While all this was going on around Petersburg, Sherman, under Grant's instructions, was carrying out the other part of the lieutenant general's program. After securing possession of Savannah he pushed troops forward to Pocotaligo, a point on the Charleston and Savannah railroad about midway between the two cities. From that position he could move with equal ease against Charleston, Augusta, or Columbia and the cities and towns north of Columbia.

General Joseph E. Johnston had been grudgingly recalled to the command of such Confederate forces as could be assembled in that quarter for the purpose of offering resistance to that advance northwardly which Sherman obviously intended. But for a time Johnston could not know or safely conjecture by which of the three lines of march that were equally open to him, Sherman would elect to move. Consequently for a time Johnston was compelled to scatter his meager forces widely, holding them in such readiness as he could for concentration when his enemy's purposes should be disclosed.

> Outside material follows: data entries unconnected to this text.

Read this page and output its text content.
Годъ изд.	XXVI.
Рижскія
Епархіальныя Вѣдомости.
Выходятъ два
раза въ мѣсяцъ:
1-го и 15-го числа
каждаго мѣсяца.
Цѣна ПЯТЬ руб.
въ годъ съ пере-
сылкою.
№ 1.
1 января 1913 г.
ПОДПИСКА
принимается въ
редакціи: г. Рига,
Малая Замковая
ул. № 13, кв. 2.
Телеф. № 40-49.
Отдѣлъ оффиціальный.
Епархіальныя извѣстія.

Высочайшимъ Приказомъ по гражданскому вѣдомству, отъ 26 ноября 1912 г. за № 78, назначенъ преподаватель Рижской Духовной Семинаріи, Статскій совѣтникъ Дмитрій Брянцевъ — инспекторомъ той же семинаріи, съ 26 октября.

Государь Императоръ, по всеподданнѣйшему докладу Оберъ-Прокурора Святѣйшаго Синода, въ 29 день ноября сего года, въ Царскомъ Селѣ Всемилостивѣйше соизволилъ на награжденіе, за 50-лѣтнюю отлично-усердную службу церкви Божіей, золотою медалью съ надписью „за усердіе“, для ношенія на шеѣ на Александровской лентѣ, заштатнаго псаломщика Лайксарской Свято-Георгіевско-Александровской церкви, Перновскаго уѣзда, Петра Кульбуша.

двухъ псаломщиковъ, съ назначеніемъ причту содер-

On the first of February Sherman began his march. Carefully spreading reports that Charleston on the one hand or Augusta on the other was his destination, he moved swiftly upon Columbia, the capital city of South Carolina.

It was Sherman's plan in this northward march to keep the sea always at his back. He arranged for the fleet to coöperate with him from beginning to end, to bring supplies to the several points along the coast that were held by the Federals and to preserve to him at those points secure places of refuge to which he might retreat in the event of his encountering disaster in the field. His tactics were precisely those adopted by Cornwallis in his contest with Greene in 1780, but with the modern improvement of a navy driven by steam and therefore far more certain and precise in its operations than that which supported Cornwallis could be.

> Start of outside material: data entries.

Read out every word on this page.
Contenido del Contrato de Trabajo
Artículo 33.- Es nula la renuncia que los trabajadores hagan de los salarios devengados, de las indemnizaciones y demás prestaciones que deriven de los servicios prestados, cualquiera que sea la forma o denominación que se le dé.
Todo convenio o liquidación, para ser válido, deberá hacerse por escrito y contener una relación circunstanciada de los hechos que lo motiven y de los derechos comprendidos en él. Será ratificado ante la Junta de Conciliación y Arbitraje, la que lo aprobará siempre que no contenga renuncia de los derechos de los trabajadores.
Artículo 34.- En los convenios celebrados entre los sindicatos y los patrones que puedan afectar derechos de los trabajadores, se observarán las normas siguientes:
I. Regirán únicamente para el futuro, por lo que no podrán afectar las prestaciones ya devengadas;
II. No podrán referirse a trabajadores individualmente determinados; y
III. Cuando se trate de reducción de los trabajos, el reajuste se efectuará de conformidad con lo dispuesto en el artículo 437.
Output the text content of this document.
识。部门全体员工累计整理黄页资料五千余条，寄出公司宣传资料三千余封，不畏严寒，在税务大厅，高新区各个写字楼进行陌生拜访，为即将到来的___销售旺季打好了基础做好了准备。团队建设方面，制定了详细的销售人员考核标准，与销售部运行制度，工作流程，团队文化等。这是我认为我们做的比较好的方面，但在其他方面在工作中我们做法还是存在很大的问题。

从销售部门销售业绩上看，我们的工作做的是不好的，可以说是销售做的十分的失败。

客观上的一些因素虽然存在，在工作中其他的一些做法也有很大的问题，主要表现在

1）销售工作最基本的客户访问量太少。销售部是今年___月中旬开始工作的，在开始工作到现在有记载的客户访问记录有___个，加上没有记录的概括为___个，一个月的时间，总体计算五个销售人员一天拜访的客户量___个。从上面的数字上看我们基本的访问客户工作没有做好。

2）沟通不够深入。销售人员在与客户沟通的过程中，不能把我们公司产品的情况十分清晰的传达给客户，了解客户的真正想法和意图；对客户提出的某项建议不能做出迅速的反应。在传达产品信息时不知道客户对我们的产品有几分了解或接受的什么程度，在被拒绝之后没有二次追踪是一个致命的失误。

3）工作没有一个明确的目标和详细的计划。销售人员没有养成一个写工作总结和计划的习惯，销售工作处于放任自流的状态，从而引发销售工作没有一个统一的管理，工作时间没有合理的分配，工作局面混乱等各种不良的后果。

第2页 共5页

Sherman entered the city of Columbia on the seventeenth of February. Thus far he had encountered no opposition except such as the alert Confederate cavalry under Wade Hampton could offer. For as yet the uncertainty as to whither Sherman planned to go compelled Johnston to keep his own forces scattered over a line that stretched all the way from Augusta to Charleston.

It was in South Carolina, of which Columbia is the capital, that secession had been born. It was here that South Carolina had proclaimed her withdrawal from the Union and her independent sovereignty. It was here that the war which had cost so much of life and treasure and sacrifice and suffering had been born. There was very naturally, among the now victorious men of Sherman's command, a specially vengeful feeling toward South Carolina and still more against its capital city.